The American assumption seems to be that the Iraqi government will largely take care of the governance challenge in the areas in the country liberated by ISIS. The signs don’t look promising given the recent altercations between Iraqi parliamentarians from different communities. A fully functional government, much less national reconciliation, seems far away while water bottles and fists continue to be thrown across the parliament floor. It will only get worse as grandstanding Iraqi politicians confront budget cuts and potential I.M.F.-imposed austerity measures to restore economic viability in an era of low oil prices. How Baghdad will pay for local governance and rebuilding is an open question. Even in Tikrit, which the U.S. administration touts as a success, the thoughtful Iraqi parliament speaker Salim al-Jabouri warned that problems are building up in the absence of accountability and local empowerment.
President Barack Obama on his recent trip asked G.C.C. “free riders” to help Iraq financially. The Saudi king presumably was too polite to remind Obama that the ISIS mess resulted in part from Obama’s team ignoring Saudi warnings about Maliki and his policies in 2009-2010. It would be another American mistake to expect the Saudis and other Gulf states to proffer lots of money quickly for western Iraq, especially given their own financial difficulties.
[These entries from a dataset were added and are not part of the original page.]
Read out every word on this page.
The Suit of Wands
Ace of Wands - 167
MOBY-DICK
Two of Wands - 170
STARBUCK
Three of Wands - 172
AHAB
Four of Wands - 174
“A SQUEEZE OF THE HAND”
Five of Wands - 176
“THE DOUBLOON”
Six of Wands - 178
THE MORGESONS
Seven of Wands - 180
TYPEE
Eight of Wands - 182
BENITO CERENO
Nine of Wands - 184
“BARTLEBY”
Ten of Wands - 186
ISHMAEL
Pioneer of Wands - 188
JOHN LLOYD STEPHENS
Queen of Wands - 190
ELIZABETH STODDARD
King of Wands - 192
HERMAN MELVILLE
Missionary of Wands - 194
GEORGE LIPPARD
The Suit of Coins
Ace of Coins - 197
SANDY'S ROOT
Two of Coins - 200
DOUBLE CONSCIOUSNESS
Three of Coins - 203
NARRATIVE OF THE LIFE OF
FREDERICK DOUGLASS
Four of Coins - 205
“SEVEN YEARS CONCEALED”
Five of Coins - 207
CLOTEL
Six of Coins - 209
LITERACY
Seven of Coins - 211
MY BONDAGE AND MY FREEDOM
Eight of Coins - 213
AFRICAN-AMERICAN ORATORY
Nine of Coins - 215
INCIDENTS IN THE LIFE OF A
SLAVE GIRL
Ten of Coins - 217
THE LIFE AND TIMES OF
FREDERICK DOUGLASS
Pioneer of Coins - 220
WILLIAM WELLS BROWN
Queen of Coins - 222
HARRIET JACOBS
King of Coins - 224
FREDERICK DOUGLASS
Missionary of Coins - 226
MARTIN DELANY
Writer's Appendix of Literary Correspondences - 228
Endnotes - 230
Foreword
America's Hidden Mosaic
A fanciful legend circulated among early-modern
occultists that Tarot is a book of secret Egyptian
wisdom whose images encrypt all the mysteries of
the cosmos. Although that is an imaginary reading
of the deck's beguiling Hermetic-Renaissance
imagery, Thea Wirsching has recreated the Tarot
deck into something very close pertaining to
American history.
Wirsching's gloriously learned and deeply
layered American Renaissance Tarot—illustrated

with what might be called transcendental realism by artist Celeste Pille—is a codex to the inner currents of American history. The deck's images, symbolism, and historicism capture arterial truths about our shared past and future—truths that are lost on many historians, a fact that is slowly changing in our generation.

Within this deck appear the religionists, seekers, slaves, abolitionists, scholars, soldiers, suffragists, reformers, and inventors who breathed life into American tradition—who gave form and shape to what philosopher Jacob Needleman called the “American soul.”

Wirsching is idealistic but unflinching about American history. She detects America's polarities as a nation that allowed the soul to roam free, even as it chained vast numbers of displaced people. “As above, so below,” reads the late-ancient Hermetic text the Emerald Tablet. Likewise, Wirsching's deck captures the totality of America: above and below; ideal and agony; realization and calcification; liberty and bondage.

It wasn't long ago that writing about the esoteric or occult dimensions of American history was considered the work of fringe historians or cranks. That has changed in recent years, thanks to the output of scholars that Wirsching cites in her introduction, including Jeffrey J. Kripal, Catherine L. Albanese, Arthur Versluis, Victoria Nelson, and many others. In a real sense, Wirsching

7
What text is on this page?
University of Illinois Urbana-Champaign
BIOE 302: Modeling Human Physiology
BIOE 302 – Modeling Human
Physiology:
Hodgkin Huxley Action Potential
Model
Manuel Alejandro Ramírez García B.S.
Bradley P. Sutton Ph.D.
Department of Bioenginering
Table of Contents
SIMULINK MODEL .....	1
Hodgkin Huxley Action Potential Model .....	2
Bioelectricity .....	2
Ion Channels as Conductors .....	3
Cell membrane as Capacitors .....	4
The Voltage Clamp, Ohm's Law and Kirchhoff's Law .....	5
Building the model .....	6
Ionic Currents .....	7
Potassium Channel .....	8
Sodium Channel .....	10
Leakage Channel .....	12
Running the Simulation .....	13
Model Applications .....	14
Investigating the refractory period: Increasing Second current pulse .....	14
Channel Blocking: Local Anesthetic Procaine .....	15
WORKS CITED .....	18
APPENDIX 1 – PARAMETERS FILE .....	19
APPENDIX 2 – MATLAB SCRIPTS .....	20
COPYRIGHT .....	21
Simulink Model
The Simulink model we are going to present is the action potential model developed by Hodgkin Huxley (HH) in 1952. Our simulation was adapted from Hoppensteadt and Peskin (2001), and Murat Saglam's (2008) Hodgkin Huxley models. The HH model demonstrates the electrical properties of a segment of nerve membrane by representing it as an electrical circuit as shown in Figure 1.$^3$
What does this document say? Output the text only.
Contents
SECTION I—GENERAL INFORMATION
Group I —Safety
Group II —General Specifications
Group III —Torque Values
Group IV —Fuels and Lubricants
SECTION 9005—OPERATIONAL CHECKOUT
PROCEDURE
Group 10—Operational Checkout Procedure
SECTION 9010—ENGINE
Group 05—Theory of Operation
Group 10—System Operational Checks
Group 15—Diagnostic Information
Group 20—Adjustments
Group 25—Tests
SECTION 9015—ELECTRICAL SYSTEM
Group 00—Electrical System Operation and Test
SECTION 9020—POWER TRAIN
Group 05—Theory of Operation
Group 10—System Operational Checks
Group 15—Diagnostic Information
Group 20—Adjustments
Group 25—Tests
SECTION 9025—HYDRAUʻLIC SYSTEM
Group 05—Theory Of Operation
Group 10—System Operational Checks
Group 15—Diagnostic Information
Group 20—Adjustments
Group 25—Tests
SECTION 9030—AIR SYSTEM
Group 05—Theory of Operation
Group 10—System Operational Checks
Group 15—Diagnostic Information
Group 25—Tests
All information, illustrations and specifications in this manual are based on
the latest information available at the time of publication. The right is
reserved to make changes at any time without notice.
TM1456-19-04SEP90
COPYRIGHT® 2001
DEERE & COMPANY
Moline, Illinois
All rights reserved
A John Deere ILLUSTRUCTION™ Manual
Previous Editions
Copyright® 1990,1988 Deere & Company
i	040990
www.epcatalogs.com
The Saudis also understand that the U.S. administration has no serious plan to address the root cause of the other half of the Islamic State problem in Syria. The U.S. administration keeps hoping Russia will somehow deliver big concessions from its nettlesome client Assad to reach a political deal. In the absence of an integrated, coherent strategy, the Saudis and other Gulf states will not plunge in with grand new initiatives.
Foreigners, whether from Jordan, the Gulf states or the West, will struggle to build top-down efficient administrations in areas liberated from the Islamic State. Only the local inhabitants can do that in a bottom-up process where leaders are selected from their communities. The United States needs to push for Syrian and Iraqi processes to decide who will govern these areas in a sustainable manner over the medium term. We need to understand who on our team has the lead in getting assistance to those local governments—the Pentagon or the State Department—and whether our side has ready resources to help inhabitants quickly restore credible local security and governance. Our failure to meet the ‘day-after’ challenges in Iraq in 2003 and in Libya in 2011 should ensure these questions get asked now. The media isn’t asking the questions, but I hope the president is.